Major Risk Factors for Heart Disease

There are five major risk factors for heart disease, and all but one are at least partially under your control.

  1. Family History—This risk factor is the only one you can't do anything about. It's not a preview of impending doom, just a caution light on life's highway. If your father had heart problems before age 55 or your mother had problems before age 65, you should ask your doctor for regular tests and be especially careful to minimize other risks.
  2. Smoking—This is entirely within your control, and heart health is only one of many reasons to quit.
  3. Cholesterol—Cholesterol abnormalities, meaning both high LDL (bad cholesterol) and low HDL (good cholesterol), in many cases, are in your control through diet and exercise. Often, however, medication may be needed.
  4. High Blood Pressure—Hypertension (chronic high blood pressure), Steven Ettinger, MD says, is often called "the silent killer" because it's a condition with few or no self-evident symptoms. It's largely controllable through diet and exercise or, as with cholesterol levels, through medication.
  5. Diabetes—Although diabetes is hereditary in the sense that your genes may put you at risk for it, you may still be able to avoid its onset, or delay the disease for many years.

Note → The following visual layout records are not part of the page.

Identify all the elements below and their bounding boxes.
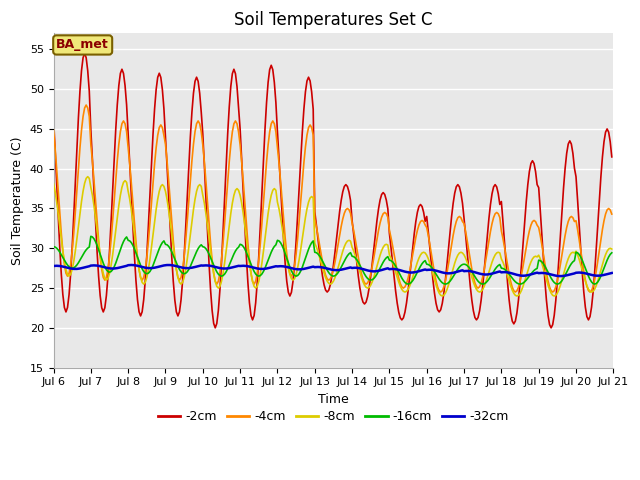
- -8cm: [218, 278, 225, 284]
- -4cm: [218, 257, 225, 263]
- -4cm: [437, 289, 445, 295]
- -8cm: [246, 260, 253, 266]
- -32cm: [218, 265, 225, 271]
- -16cm: [218, 273, 225, 279]
- -2cm: [247, 312, 255, 318]
- -32cm: [557, 273, 564, 279]
- -8cm: [438, 293, 446, 299]
- Line: -8cm: -8cm: [54, 177, 612, 296]
- -4cm: [608, 211, 616, 217]
- -16cm: [608, 250, 616, 256]
- Text: BA_met: BA_met: [56, 38, 109, 51]
- -32cm: [580, 270, 588, 276]
- -8cm: [296, 256, 303, 262]
- -2cm: [50, 115, 58, 121]
- -32cm: [118, 264, 126, 270]
- X-axis label: Time: Time: [318, 393, 349, 406]
- -4cm: [580, 268, 588, 274]
- Legend: -2cm, -4cm, -8cm, -16cm, -32cm: -2cm, -4cm, -8cm, -16cm, -32cm: [153, 405, 514, 428]
- -4cm: [83, 102, 90, 108]
- Title: Soil Temperatures Set C: Soil Temperatures Set C: [234, 11, 433, 29]
- Y-axis label: Soil Temperature (C): Soil Temperature (C): [11, 136, 24, 265]
- -32cm: [50, 263, 58, 269]
- -4cm: [120, 118, 127, 124]
- -16cm: [580, 261, 588, 267]
- -2cm: [81, 50, 88, 56]
- -2cm: [238, 157, 246, 163]
- -4cm: [296, 217, 303, 223]
- -16cm: [404, 281, 412, 287]
- -16cm: [87, 233, 95, 239]
- -8cm: [608, 246, 616, 252]
- Line: -4cm: -4cm: [54, 105, 612, 292]
- -2cm: [219, 229, 227, 235]
- -4cm: [236, 142, 244, 148]
- -2cm: [608, 154, 616, 160]
- -16cm: [50, 244, 58, 250]
- Line: -2cm: -2cm: [54, 53, 612, 328]
- -16cm: [296, 271, 303, 276]
- -4cm: [50, 127, 58, 133]
- Line: -32cm: -32cm: [54, 265, 612, 276]
- -2cm: [120, 71, 127, 76]
- -8cm: [50, 180, 58, 186]
- -8cm: [580, 273, 588, 279]
- -16cm: [120, 239, 127, 244]
- -32cm: [246, 264, 253, 269]
- -8cm: [120, 180, 127, 185]
- -32cm: [127, 262, 135, 268]
- -16cm: [246, 257, 253, 263]
- -2cm: [297, 156, 305, 161]
- -2cm: [211, 325, 219, 331]
- -8cm: [84, 174, 92, 180]
- -16cm: [236, 241, 244, 247]
- -4cm: [246, 257, 253, 263]
- -2cm: [580, 289, 588, 295]
- -32cm: [608, 270, 616, 276]
- Line: -16cm: -16cm: [54, 236, 612, 284]
- -32cm: [296, 266, 303, 272]
- -32cm: [236, 263, 244, 269]
- -8cm: [236, 192, 244, 198]
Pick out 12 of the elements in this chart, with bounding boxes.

Once again, the keys are exercise, diet, and sometimes prescription drugs. (People with the most serious form of diabetes also need to take insulin.)

As you'd expect, the more of these risk factors you have, the greater the danger.

In fact, many Pennsylvanians are at special risk due to an aging population, eating habits of many people who think a meal isn't complete without lots of meat, and a relatively high incidence of smoking.

George E. Cimochowski, MD, chief of cardiac surgery at the Wyoming Valley Health Care System, Wilkes-Barre, sums up, "You combine smoking with a high-fat diet, and it's an absolute prescription for coronary artery disease."

Many physicians would add stress to the list of risk factors, although it's not quite clear how it figures in. Part of the problem is that it's subjective: what is stressful for one person may not be stressful to another, and vice versa.

Nevertheless, many successful heart therapy programs, particularly after heart surgery, involve relaxation techniques such as meditation and guided imagery.

Gender is another factor. Before menopause, women have fewer heart attacks than men, but after that their risk is the same.

And young women don't get a free pass on the lifestyle issues.

"I operate on many young women. We commonly see diabetic, smoking females under the age of menopause with serious coronary heart disease,” says Dr. Cimochowski.